So I never really thought much about my views on abortion, other than I would never personally have one. Until one day at my mother’s mosque, where the Imam talked about our Beloved Prophet’s daughter, Fatimah. It was the first sermon I’d ever heard that was specifically focused on her. He talked about her virtues and how she was called Umm Abeehah, the “Mother of her Father” because of the love and care she gave to her father. He also said that the work of nurturing society was very important, just as important as becoming a doctor or and engineer. And that we needed to value it a lot more.
Then he quoted the Quran (Surah al-Isra, 17:31): “Do not kill your children for fear of poverty”

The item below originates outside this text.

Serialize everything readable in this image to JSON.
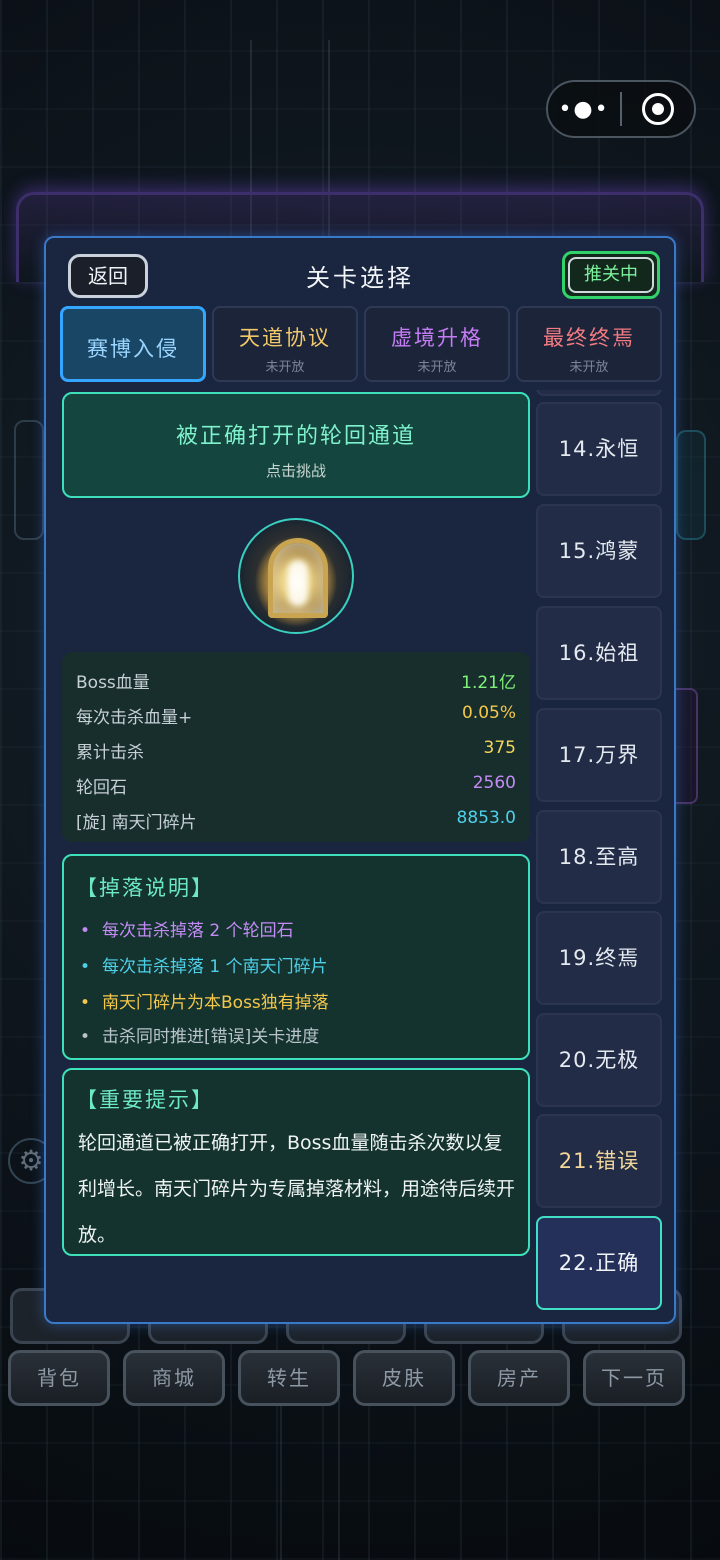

I don’t know what the Imam was referring to (most likely gendercide), and there was nothing to indicate that he was encouraging taking a political stand on abortion.
But that statement had a profound effect on me. I had to go back and consider my opinions on abortion and choice. And realized that while I didn’t explicitly oppose women’s rights to bodily autonomy, I also did not want to stand up for them in the case of abortion rights. That there may be times and places when it is appropriate to take a human life, but there should also be strong limits on doing so.
So when a friend called me a year or two later to inform me that she was pregnant, and that she wanted my advice on keeping the baby or getting an abortion, I did not know what to say.
She pressed me for my moral views on the matter. And asked me something along the lines of “what would you do?”
What was I going to tell her?
I didn’t tell her that her partner wanted her to get an abortion. She already knew that.
I didn’t tell her that my mother’s partner also wanted her to have an abortion. But that she chose to have my brother anyway, and to raise him as a single working mother. It wasn’t my story to share.
I wanted to tell her “I would keep my baby. And I would be supportive of you if you wanted to do that, too”,
In the end, I just told her it was her own decision to make, and that she needed to make it on her own terms. And she decided to do that.
I hope that was her own decision, and that she wasn’t pressured into doing something she didn’t want to do due to lack of support.
I still wish I had shared my opinion when she asked for it.